This book review was originally posted by GrrlScientist on Living the Scientific Life.
tags: book review, Unholy Business, religious antiquities, biblical antiquities, fraud, Christianity, Judaism, Nina Burleigh
There are two different types
of people in the world,
those who want to know,
and those who want to believe.
– Friedrich Nietzsche
In November 2002, an ancient carved limestone burial box designed to hold the disarticulated skeleton of a dead person was put on public display in Canada’s Royal Ontario Museum. Although common throughout Israel, this particular box, known as an ossuary, was unusual because it was inscribed.
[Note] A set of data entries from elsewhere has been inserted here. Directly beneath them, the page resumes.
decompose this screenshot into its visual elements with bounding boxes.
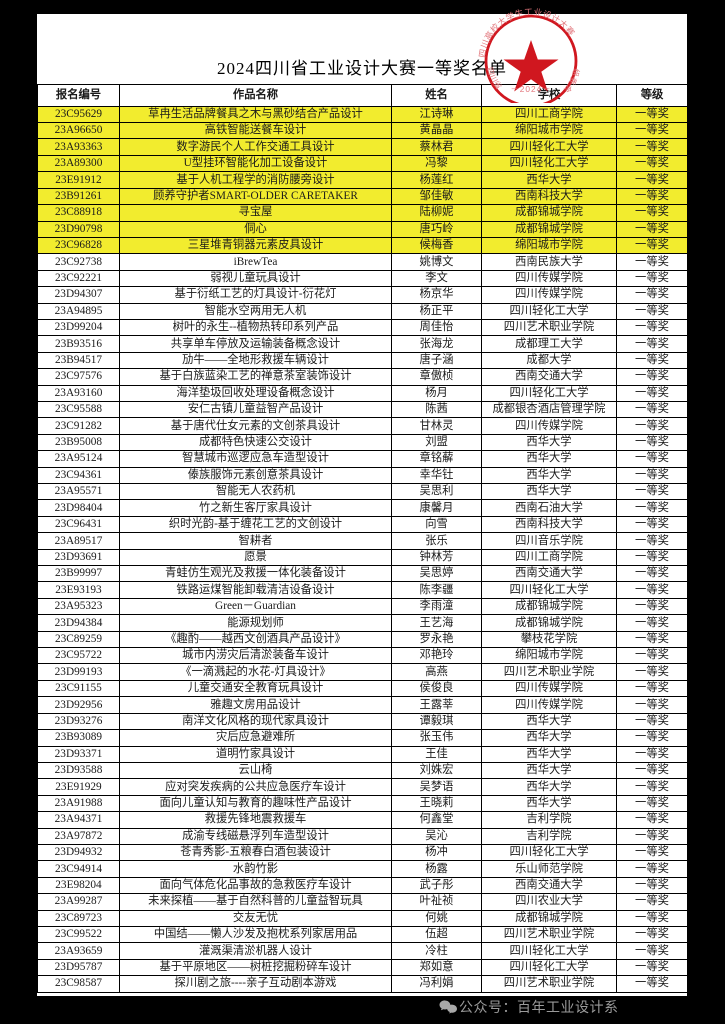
svg-text:四川省: 四川省	[485, 66, 504, 91]
svg-text:－2024－: －2024－	[510, 84, 551, 94]
svg-text:组委会: 组委会	[562, 68, 582, 96]
svg-text:四川高校大学生工业设计大赛: 四川高校大学生工业设计大赛	[477, 7, 577, 59]
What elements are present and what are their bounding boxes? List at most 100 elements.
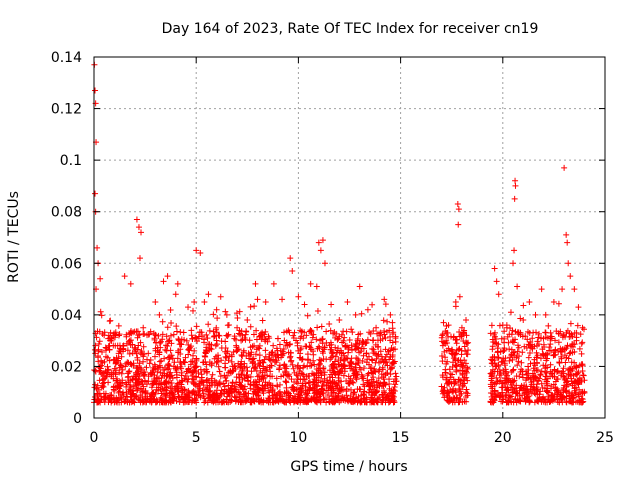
data-point bbox=[314, 307, 321, 314]
data-point bbox=[122, 396, 129, 403]
data-point bbox=[456, 293, 463, 300]
data-point bbox=[181, 386, 188, 393]
data-point bbox=[198, 378, 205, 385]
data-point bbox=[192, 389, 199, 396]
data-point bbox=[197, 329, 204, 336]
data-point bbox=[147, 328, 154, 335]
data-point bbox=[213, 324, 220, 331]
data-point bbox=[134, 379, 141, 386]
data-point bbox=[97, 308, 104, 315]
data-point bbox=[309, 334, 316, 341]
data-point bbox=[247, 303, 254, 310]
data-point bbox=[382, 346, 389, 353]
data-point bbox=[224, 333, 231, 340]
data-point bbox=[496, 366, 503, 373]
data-point bbox=[392, 335, 399, 342]
data-point bbox=[353, 376, 360, 383]
data-point bbox=[166, 373, 173, 380]
data-point bbox=[499, 389, 506, 396]
data-point bbox=[102, 368, 109, 375]
data-point bbox=[343, 328, 350, 335]
data-point bbox=[326, 398, 333, 405]
data-point bbox=[517, 315, 524, 322]
data-point bbox=[291, 369, 298, 376]
data-point bbox=[352, 374, 359, 381]
data-point bbox=[379, 364, 386, 371]
data-point bbox=[560, 365, 567, 372]
data-point bbox=[536, 391, 543, 398]
data-point bbox=[231, 386, 238, 393]
data-point bbox=[126, 382, 133, 389]
data-point bbox=[224, 393, 231, 400]
data-point bbox=[455, 206, 462, 213]
data-point bbox=[203, 366, 210, 373]
data-point bbox=[139, 351, 146, 358]
data-point bbox=[346, 362, 353, 369]
data-point bbox=[488, 377, 495, 384]
data-point bbox=[564, 239, 571, 246]
data-point bbox=[242, 389, 249, 396]
data-point bbox=[261, 356, 268, 363]
data-point bbox=[324, 391, 331, 398]
data-point bbox=[280, 397, 287, 404]
data-point bbox=[206, 327, 213, 334]
data-point bbox=[318, 385, 325, 392]
data-point bbox=[457, 388, 464, 395]
data-point bbox=[320, 355, 327, 362]
data-point bbox=[216, 368, 223, 375]
data-point bbox=[559, 334, 566, 341]
data-point bbox=[168, 340, 175, 347]
data-point bbox=[163, 333, 170, 340]
data-point bbox=[354, 371, 361, 378]
data-point bbox=[171, 359, 178, 366]
data-point bbox=[273, 345, 280, 352]
data-point bbox=[371, 365, 378, 372]
data-point bbox=[494, 345, 501, 352]
data-point bbox=[446, 378, 453, 385]
data-point bbox=[301, 376, 308, 383]
data-point bbox=[339, 368, 346, 375]
data-point bbox=[319, 382, 326, 389]
data-point bbox=[538, 368, 545, 375]
data-point bbox=[223, 388, 230, 395]
data-point bbox=[240, 386, 247, 393]
data-point bbox=[501, 339, 508, 346]
data-point bbox=[211, 333, 218, 340]
data-point bbox=[235, 371, 242, 378]
data-point bbox=[141, 368, 148, 375]
data-point bbox=[544, 387, 551, 394]
data-point bbox=[451, 399, 458, 406]
data-point bbox=[112, 384, 119, 391]
data-point bbox=[128, 394, 135, 401]
data-point bbox=[445, 379, 452, 386]
data-point bbox=[251, 388, 258, 395]
data-point bbox=[298, 356, 305, 363]
data-point bbox=[516, 398, 523, 405]
data-point bbox=[316, 356, 323, 363]
data-point bbox=[231, 333, 238, 340]
data-point bbox=[459, 367, 466, 374]
data-point bbox=[319, 335, 326, 342]
data-point bbox=[575, 304, 582, 311]
data-point bbox=[392, 370, 399, 377]
data-point bbox=[173, 323, 180, 330]
data-point bbox=[317, 391, 324, 398]
data-point bbox=[135, 332, 142, 339]
data-point bbox=[344, 298, 351, 305]
data-point bbox=[144, 356, 151, 363]
data-point bbox=[359, 341, 366, 348]
data-point bbox=[380, 317, 387, 324]
data-point bbox=[95, 353, 102, 360]
data-point bbox=[390, 386, 397, 393]
data-point bbox=[532, 374, 539, 381]
data-point bbox=[156, 396, 163, 403]
data-point bbox=[126, 350, 133, 357]
data-point bbox=[118, 370, 125, 377]
data-point bbox=[367, 394, 374, 401]
data-point bbox=[535, 377, 542, 384]
data-point bbox=[140, 358, 147, 365]
data-point bbox=[130, 329, 137, 336]
data-point bbox=[444, 392, 451, 399]
data-point bbox=[573, 371, 580, 378]
data-point bbox=[552, 347, 559, 354]
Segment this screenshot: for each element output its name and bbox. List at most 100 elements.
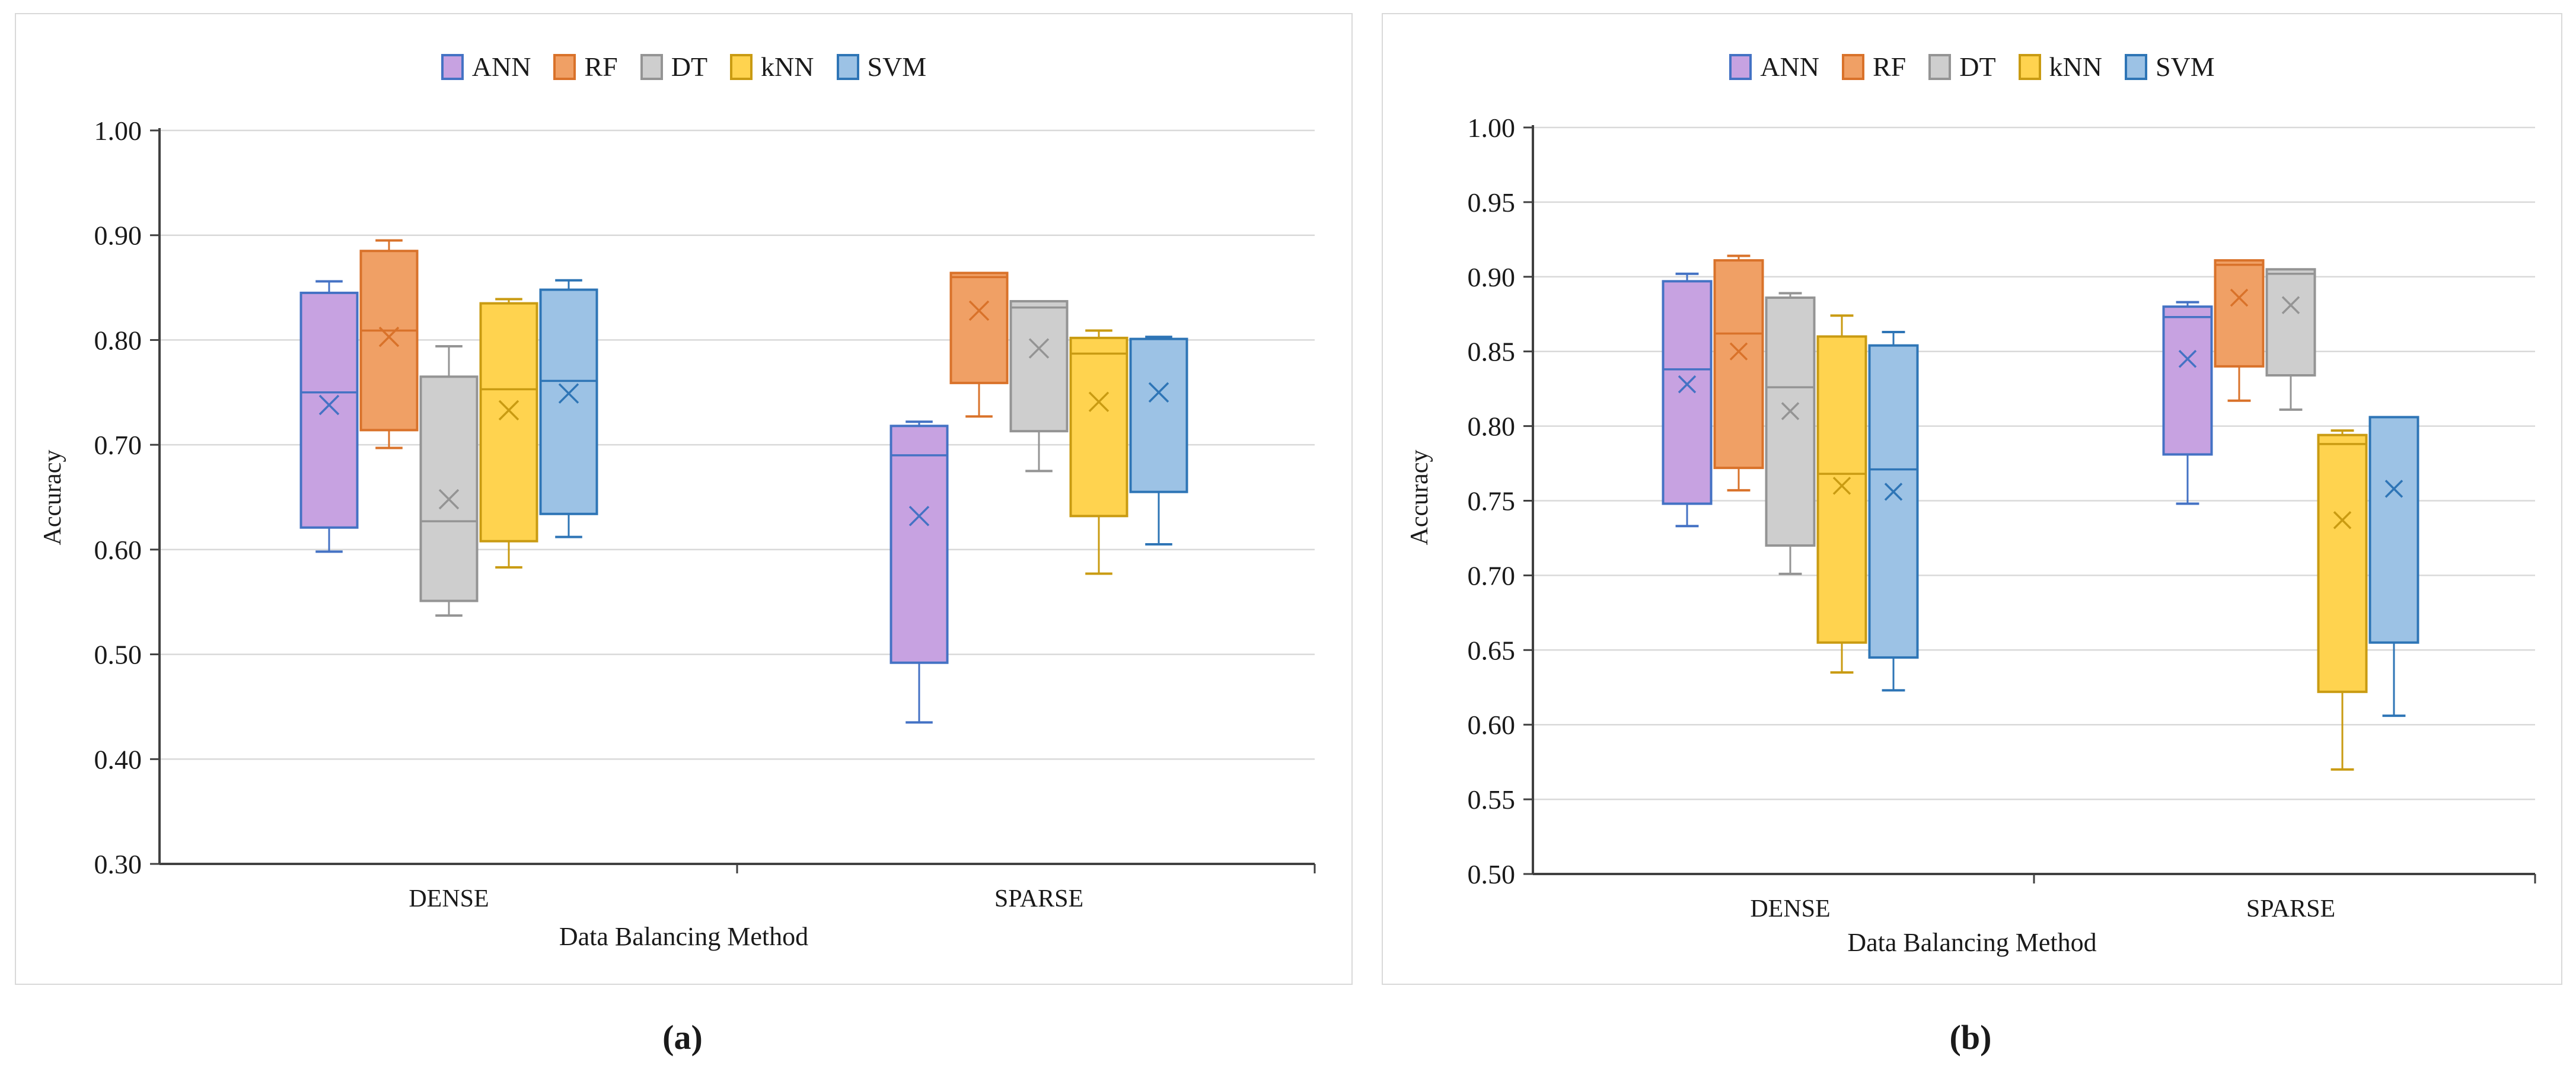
- boxplot-a: 1.00 0.90 0.80 0.70 0.60 0.50 0.40 0.30 DENSE SPA…: [94, 116, 1316, 913]
- y-tick-label: 0.70: [1468, 560, 1516, 591]
- mean-marker: [968, 300, 990, 321]
- category-label: DENSE: [409, 885, 489, 913]
- y-tick-label: 0.50: [1468, 859, 1516, 889]
- box-rect: [539, 288, 598, 515]
- box-rf-sparse: [2214, 259, 2265, 402]
- y-tick-label: 0.60: [94, 535, 142, 565]
- box-svm-sparse: [2368, 416, 2419, 717]
- legend-swatch-ann: [1729, 53, 1752, 80]
- box-knn-sparse: [2317, 429, 2368, 771]
- mean-marker: [1781, 402, 1800, 420]
- box-ann-sparse: [2162, 301, 2213, 505]
- y-tick-label: 1.00: [94, 116, 142, 146]
- box-rect: [1765, 296, 1816, 547]
- legend: ANN RF DT kNN SVM: [1383, 51, 2561, 82]
- legend-label: ANN: [471, 52, 531, 82]
- legend-label: RF: [1872, 52, 1907, 82]
- box-ann-sparse: [890, 420, 949, 724]
- mean-marker: [2178, 350, 2197, 368]
- mean-marker: [1729, 342, 1748, 361]
- mean-marker: [498, 400, 519, 421]
- caption-b: (b): [1949, 1018, 1992, 1057]
- legend-item-dt: DT: [640, 51, 707, 82]
- y-tick-label: 0.65: [1468, 635, 1516, 665]
- y-axis-title: Accuracy: [39, 449, 66, 546]
- box-rect: [419, 375, 479, 602]
- y-tick-label: 0.50: [94, 640, 142, 670]
- box-rect: [1868, 344, 1919, 659]
- x-axis-title: Data Balancing Method: [1847, 928, 2097, 957]
- legend-label: kNN: [2049, 52, 2102, 82]
- legend-item-svm: SVM: [836, 51, 927, 82]
- box-rect: [2317, 433, 2368, 693]
- legend-label: SVM: [2156, 52, 2215, 82]
- legend-item-rf: RF: [553, 51, 618, 82]
- legend-label: RF: [584, 52, 618, 82]
- box-rect: [1129, 337, 1188, 493]
- mean-marker: [2230, 288, 2249, 307]
- legend-item-rf: RF: [1841, 51, 1907, 82]
- y-tick-label: 0.80: [1468, 411, 1516, 442]
- legend-swatch-dt: [1928, 53, 1952, 80]
- legend-swatch-svm: [836, 53, 859, 80]
- legend-label: DT: [1959, 52, 1996, 82]
- y-tick-label: 1.00: [1468, 113, 1516, 143]
- y-tick-label: 0.30: [94, 849, 142, 879]
- mean-marker: [2333, 511, 2352, 529]
- box-knn-sparse: [1069, 329, 1128, 575]
- legend-label: ANN: [1760, 52, 1819, 82]
- box-rect: [1816, 335, 1867, 644]
- box-rect: [2162, 305, 2213, 456]
- legend-item-knn: kNN: [2018, 51, 2102, 82]
- box-rect: [2368, 416, 2419, 644]
- category-label: SPARSE: [994, 885, 1083, 913]
- box-ann-dense: [1662, 272, 1713, 528]
- legend-swatch-rf: [1841, 53, 1864, 80]
- legend-label: SVM: [867, 52, 927, 82]
- box-rect: [949, 272, 1009, 384]
- box-svm-sparse: [1129, 336, 1188, 546]
- mean-marker: [1028, 338, 1050, 359]
- legend-item-ann: ANN: [441, 51, 531, 82]
- legend-swatch-ann: [441, 53, 464, 80]
- mean-marker: [1148, 382, 1169, 403]
- mean-marker: [1884, 483, 1903, 501]
- mean-marker: [438, 489, 460, 510]
- category-label: SPARSE: [2246, 895, 2335, 923]
- box-dt-sparse: [2265, 268, 2316, 411]
- mean-marker: [318, 394, 340, 416]
- legend-swatch-svm: [2125, 53, 2147, 80]
- y-tick-label: 0.40: [94, 744, 142, 774]
- y-tick-label: 0.90: [94, 221, 142, 251]
- legend-item-svm: SVM: [2125, 51, 2215, 82]
- mean-marker: [908, 506, 930, 527]
- chart-panel-a: ANN RF DT kNN SVM 1.00 0.90 0.80 0.70 0.60 0.50 0.…: [15, 13, 1353, 985]
- box-rect: [890, 425, 949, 664]
- box-rect: [2265, 268, 2316, 377]
- legend-swatch-dt: [640, 53, 663, 80]
- box-dt-sparse: [1009, 300, 1069, 473]
- legend-swatch-knn: [2018, 53, 2041, 80]
- box-rect: [479, 302, 538, 543]
- y-tick-label: 0.80: [94, 325, 142, 355]
- caption-a: (a): [662, 1018, 703, 1057]
- chart-panel-b: ANN RF DT kNN SVM 1.00 0.95 0.90 0.85 0.80 0.75 0.…: [1382, 13, 2562, 985]
- legend-swatch-knn: [730, 53, 753, 80]
- legend-item-ann: ANN: [1729, 51, 1819, 82]
- box-rect: [1662, 280, 1713, 505]
- box-rect: [1713, 259, 1764, 470]
- legend-label: kNN: [761, 52, 814, 82]
- box-rect: [1069, 336, 1128, 518]
- mean-marker: [378, 326, 400, 347]
- legend: ANN RF DT kNN SVM: [16, 51, 1351, 82]
- box-svm-dense: [539, 279, 598, 538]
- legend-label: DT: [671, 52, 708, 82]
- y-tick-label: 0.90: [1468, 262, 1516, 292]
- y-tick-label: 0.85: [1468, 337, 1516, 367]
- y-tick-label: 0.75: [1468, 486, 1516, 516]
- mean-marker: [1832, 477, 1851, 495]
- legend-item-knn: kNN: [730, 51, 814, 82]
- category-label: DENSE: [1750, 895, 1830, 923]
- box-rf-sparse: [949, 272, 1009, 418]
Even more remarkable, its ancient Aramaic inscription — “Ya’akov bar Yosef akhui di Yeshua” — translated to read, “James, son of Joseph, brother of Jesus.” This sent waves of hysteria through the Christian and Jewish communities, causing tens of thousands of faithful to mob the museum. But even before the ossuary was publicly displayed, experts declared the inscription to be a fraud. Unfazed by facts, the religious preferred to believe it was real. In Unholy Business: A True Tale of Faith, Greed and Forgery in the Holy Land (NYC: Collins; 2008), the author, Nina Burleigh, uncovers the trail followed by forged biblical antiquities, from illegal excavations in Israel to a world-class museum in Canada.